A newspaper article (South China Morning Post, Hong Kong) sent by a friend piques my interest in Chinese spies and the traitor government during the Second Sino-Japanese War. More than 70 years after Japan marched into large swathes of China, hatred of the invading nation remains strong. Whether it is an attempt to heal old wounds or to establish new ground to sustain this hatred, historians and academics never fail to find ways to remember the horrible tragedy the scale of the Holocaust that took place in Nanjing. In 1937 the Japanese invaded China and set up puppet governments across the country. Many historians have blamed the actions of these spies, or hanjian, which literally translates to Han evil, helped justify torture, murder and oppression on a scale that changed the collective personality of the country, creating hatred and mistrust for Japan that persists today. One of the most well-known traitors is Wang Jingwei, as portrayed in Lust, Caution, who advocated peace negotiation during the Second Sino-Japanese War and set up the Nanjing “Nationalist Government” puppet state with the assistance of Japanese Army. It’s difficult to judge if someone was really a traitor–maybe ambition or sense of public service prompted him to step forward and assert leadership in troubled times.

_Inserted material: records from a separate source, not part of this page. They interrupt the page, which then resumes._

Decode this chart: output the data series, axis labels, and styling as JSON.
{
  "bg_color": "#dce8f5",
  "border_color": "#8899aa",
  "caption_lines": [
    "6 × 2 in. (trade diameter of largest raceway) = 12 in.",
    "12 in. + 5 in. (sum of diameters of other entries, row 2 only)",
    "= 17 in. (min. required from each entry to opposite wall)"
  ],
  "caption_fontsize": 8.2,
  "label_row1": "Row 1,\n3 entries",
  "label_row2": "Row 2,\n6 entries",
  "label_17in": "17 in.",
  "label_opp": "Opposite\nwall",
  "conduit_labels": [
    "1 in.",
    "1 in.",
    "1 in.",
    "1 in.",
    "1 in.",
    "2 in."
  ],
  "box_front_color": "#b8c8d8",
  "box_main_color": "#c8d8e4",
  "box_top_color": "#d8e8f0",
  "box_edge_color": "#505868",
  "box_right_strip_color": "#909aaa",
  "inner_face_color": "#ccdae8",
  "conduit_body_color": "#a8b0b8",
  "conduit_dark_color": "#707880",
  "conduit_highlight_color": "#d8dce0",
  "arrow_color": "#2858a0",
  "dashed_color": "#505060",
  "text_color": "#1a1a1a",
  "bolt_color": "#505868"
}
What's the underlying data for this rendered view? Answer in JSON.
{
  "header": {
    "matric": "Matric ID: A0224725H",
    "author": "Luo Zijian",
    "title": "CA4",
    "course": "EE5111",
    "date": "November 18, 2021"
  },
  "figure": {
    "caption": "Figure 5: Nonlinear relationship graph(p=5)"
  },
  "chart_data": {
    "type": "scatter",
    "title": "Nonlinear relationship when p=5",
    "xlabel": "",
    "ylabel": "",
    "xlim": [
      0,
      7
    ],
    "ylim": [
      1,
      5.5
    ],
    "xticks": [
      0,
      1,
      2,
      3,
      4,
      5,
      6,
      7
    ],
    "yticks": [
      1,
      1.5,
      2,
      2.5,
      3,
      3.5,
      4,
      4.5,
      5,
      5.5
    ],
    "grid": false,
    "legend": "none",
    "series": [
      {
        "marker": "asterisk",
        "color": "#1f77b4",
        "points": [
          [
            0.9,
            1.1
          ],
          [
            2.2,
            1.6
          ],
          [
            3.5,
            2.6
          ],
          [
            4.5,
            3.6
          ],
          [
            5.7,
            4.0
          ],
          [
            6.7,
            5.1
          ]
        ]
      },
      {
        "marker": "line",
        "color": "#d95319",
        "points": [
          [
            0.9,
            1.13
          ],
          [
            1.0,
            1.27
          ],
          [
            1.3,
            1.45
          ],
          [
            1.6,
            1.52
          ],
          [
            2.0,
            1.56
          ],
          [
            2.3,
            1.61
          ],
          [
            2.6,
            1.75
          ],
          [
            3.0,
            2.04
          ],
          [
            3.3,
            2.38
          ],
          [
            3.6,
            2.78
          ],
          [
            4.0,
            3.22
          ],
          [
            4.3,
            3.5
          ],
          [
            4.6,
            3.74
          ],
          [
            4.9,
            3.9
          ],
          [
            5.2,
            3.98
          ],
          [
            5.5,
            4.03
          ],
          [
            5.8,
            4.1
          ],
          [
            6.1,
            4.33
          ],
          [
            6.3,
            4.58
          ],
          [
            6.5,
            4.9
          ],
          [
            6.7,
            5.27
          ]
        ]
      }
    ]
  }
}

I read an article that discussed why China loves to hate Japan during my stay in Hong Kong. The problem is that just as Japanese soldiers once dehumanized Chinese, Beijing’s propaganda often paints Japanese as pure monsters. And indeed this is still the case in mainland. You don’t have to look far to see why Chinese grow up learning to hate Japan..Grade school textbooks recount the callous brutality of Japanese soldiers in graphic detail, and credit the Communist Party with defeating Japan.Why keep up the propaganda onslaught 60 years after Japan’s surrender? Many suspect (my father included) China’s unelected leaders hope to use anti-Japan sentiment to buttress their own legitimacy. Ever since the Tiananmen Massacre of 1989, support for the Communist Party has rested on the shaky foundation of economic growth. Nationalism, by contrast, could prove more enduring. Until China’s leaders have some new pillar of legitimacy, I think the Japanese will remain the devils for China.

I’m looking forward to reading this book, the third non-fiction on the roll.